Publish: 5:47 PM, December 20, 2022 | Update: 5:47 PM, December 20, 2022

Development partners should strongly and decisively support the climate change related actions and ambitions of the world’s Least Developed Countries (LDCs), said experts at a workshop in the capital today.

In this context, they said that the developed countries should deliver on the US$100 billion finance per annum that they had promised to provide to the countries hit by climate change, said a press release.

Such observations came during a workshop on United Nations Conference on Trade and Development (UNCTAD) LDC Report 2022: Implications for Bangladesh’ organized by Support to Sustainable Graduation Project (SSGP) of Economic Relations Division (ERD) in the capital.

State Minister for Planning Dr Shamsul Alam was the chief guest of the workshop.

UN Resident Coordinator in Bangladesh Gwyn Lewis attended the workshop as the guest of honour while ERD Secretary Sharifa Khan was in the chair.

It is notable that UNCTAD annually publishes a report on issues pertaining to the world’s LDCs.

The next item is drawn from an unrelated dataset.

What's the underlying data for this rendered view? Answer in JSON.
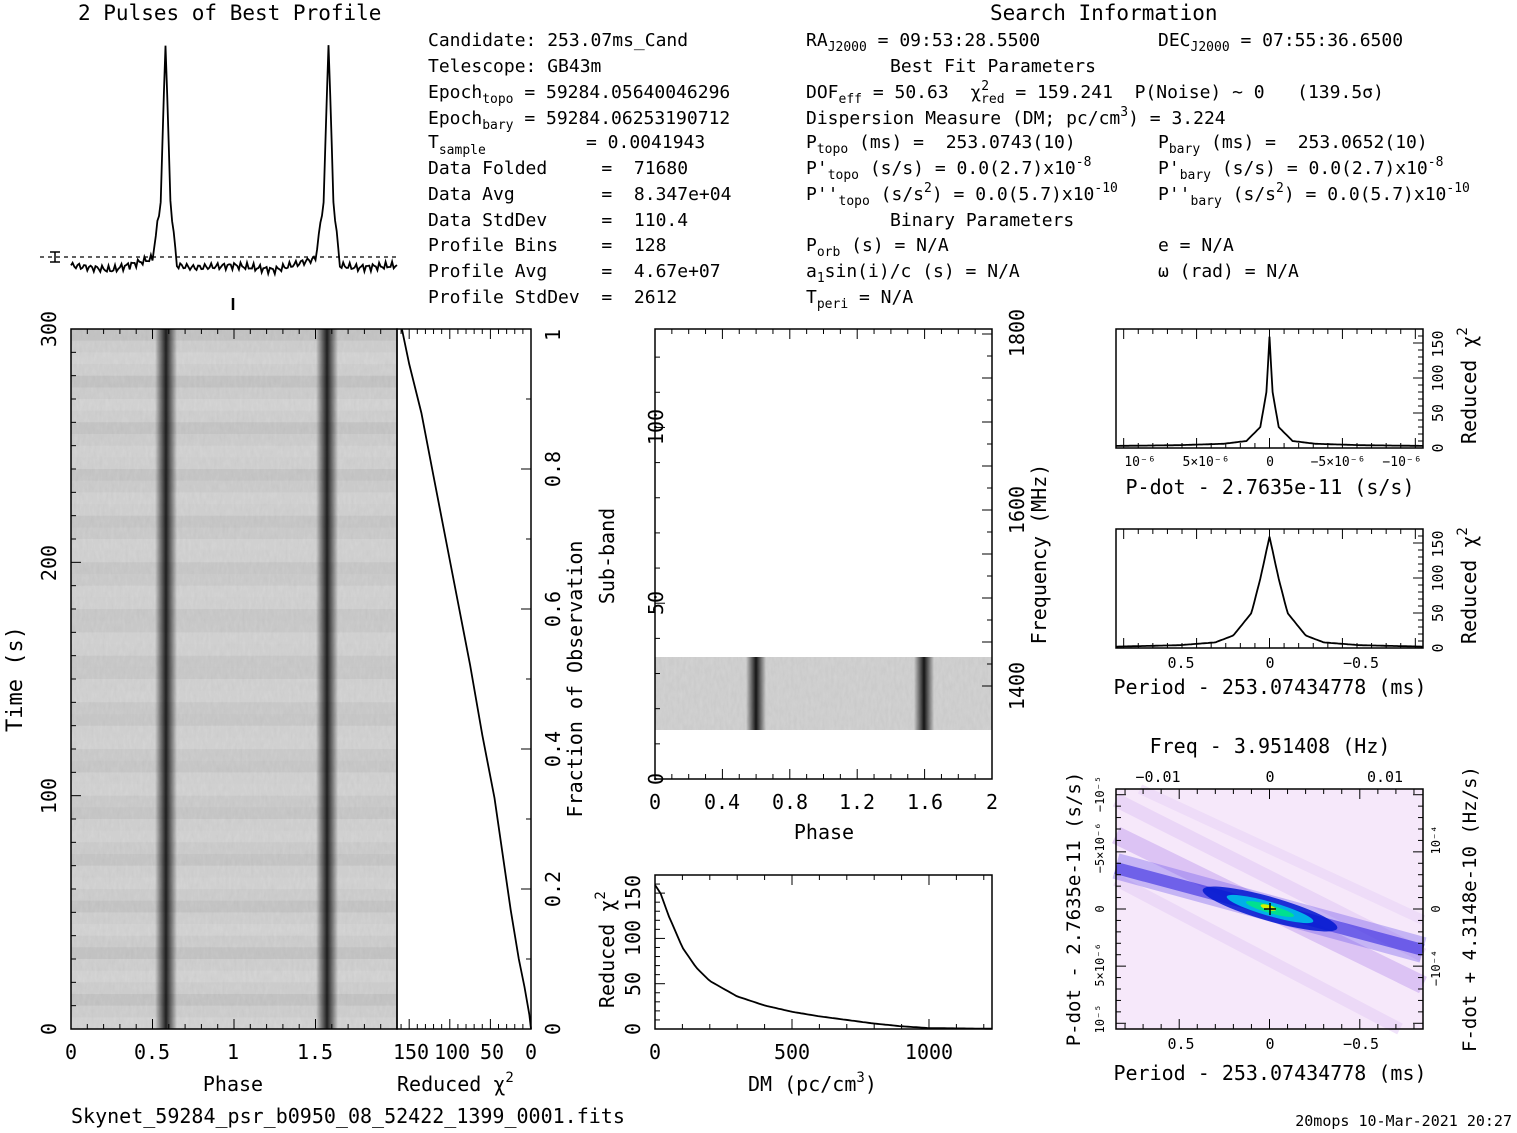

This annual report provides a comprehensive and authoritative source of socio-economic analysis and data on the LDCs.

This year’s UNCTAD LDC report, which was published on 03 November 2022, had been themed on ‘The low-carbon transition and its daunting implications for structural transformation’.

The report noted that although least developed countries (LDCs) had barely contributed to climate change, they are on the front lines of the climate crisis.

The report also observed that although LDCs had set ambitious emission-reduction targets for themselves, international support for adaptation and sustainable development of LDCs had so far fallen remarkably short of what is needed, both in terms of climate finance and access to environmentally-sound technologies.

In this context, the workshop was organized to discuss and analyse the significance of the theme and findings of this year’s UNCTAD report in the context of Bangladesh.

Speaking on the occasion, Dr. Shamsul Alam said that Bangladesh continues to seek a 50-50 distribution between adaptation and mitigation from international climate financing.

He also asked the partners from international public and private sector to join in Bangladesh’s climate change related efforts in the spirit of the Paris Agreement.

Sharifa Khan, in her keynote presentation, identified inadequate and complex financing mechanism as one of the major challenges towards Bangladesh’s green transition.

‘Bangladesh spends over $1 billion while receiving only $ 417 million from the Green Climate Fund,’ she informed.